*BSD News Article 9548


Return to BSD News archive

Received: by minnie.vk1xwt.ampr.org with NNTP
	id AA5954 ; Sat, 02 Jan 93 04:19:36 EST
Xref: sserve comp.unix.bsd:9605 comp.std.internat:1575
Newsgroups: comp.unix.bsd,comp.std.internat
Path: sserve!manuel.anu.edu.au!munnari.oz.au!uunet!psinntp!ficc!peter
From: peter@ferranti.com (peter da silva)
Subject: Re: Dumb Americans (was INTERNATIONALIZATION: JAPAN, FAR EAST)
Message-ID: <id.E1FW.PX5@ferranti.com>
Followup-To: comp.std.internat
Keywords: Han Kanji Katakana Hirugana ISO10646 Unicode Codepages
Organization: Xenix Support, FICC
References: <1ht8v4INNj7i@rodan.UU.NET> <1993Jan1.094759.8021@fcom.cc.utah.edu> <1i2k09INN4hl@rodan.UU.NET>
Date: Mon, 4 Jan 1993 15:35:27 GMT
Lines: 34

In article <1i2k09INN4hl@rodan.UU.NET> avg@rodan.UU.NET (Vadim Antonov) writes:
> You omitted one small "detail" -- you need to know the language of the word
> the letter belongs to to make a conversion.

Yes.

> Since Unicode does not
> provide for specifying the language it is obvious that is should be
> obtained from user or kept somewhere off the text.
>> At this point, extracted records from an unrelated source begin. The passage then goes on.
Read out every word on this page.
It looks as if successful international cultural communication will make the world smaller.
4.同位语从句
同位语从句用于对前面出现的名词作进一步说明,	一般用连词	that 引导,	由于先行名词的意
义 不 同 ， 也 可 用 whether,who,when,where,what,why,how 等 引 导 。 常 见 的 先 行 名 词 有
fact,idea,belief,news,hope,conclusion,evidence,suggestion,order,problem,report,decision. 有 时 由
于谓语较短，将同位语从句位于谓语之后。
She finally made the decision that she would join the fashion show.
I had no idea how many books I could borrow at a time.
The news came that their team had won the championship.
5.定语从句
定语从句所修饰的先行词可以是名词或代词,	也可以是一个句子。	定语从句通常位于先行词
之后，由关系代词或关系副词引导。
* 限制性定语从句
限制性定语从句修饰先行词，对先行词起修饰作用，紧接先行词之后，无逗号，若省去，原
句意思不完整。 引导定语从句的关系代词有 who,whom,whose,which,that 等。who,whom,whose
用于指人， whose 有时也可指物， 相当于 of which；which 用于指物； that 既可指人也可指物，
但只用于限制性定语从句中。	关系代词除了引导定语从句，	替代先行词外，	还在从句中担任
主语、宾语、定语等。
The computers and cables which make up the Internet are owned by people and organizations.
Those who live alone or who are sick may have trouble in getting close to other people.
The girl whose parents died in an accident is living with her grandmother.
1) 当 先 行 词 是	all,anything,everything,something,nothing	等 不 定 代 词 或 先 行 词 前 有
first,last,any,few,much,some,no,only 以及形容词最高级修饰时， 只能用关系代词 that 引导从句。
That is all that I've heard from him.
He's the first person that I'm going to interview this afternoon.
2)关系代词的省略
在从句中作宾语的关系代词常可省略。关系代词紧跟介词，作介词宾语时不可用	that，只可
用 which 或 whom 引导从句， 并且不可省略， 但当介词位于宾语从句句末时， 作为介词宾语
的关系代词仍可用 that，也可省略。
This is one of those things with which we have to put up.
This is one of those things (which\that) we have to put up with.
In both cases
> as our program ALREADY knows the language from the environment it knows
> the particular (small) alphabet -- no need to use multibyte encodings!

Unless you want your document to contain multilingual data. *your* solution
is only useful for documents containing a single language, in which case
why bother with ISO8859.*... a separate character code table for every
language is quite acceptable. For that matter, you can take the next step
and say "why standardise character sets when every application has specific
needs? Financial packages need dozens of currency symbols, for example, and
mathematics needs a whole host of its own symbols... each application knows
the set it needs to use... and for most text documents a 6-bit code is quite
adequate"...

You have identified two problems with Unicode and ISO 10646: case conversion
and lexical ordering.

> See how Unicode renders itself useless?

Unless you want to work on multilingual documents, yes. It could be better,
certainly, but to say it's *useless* is hyperbole.
-- 
Peter da Silva                                            `-_-'
Ferranti International Controls Corporation                'U` 
Sugar Land, TX  77487-5012 USA
+1 713 274 5180                            "Zure otsoa besarkatu al duzu gaur?"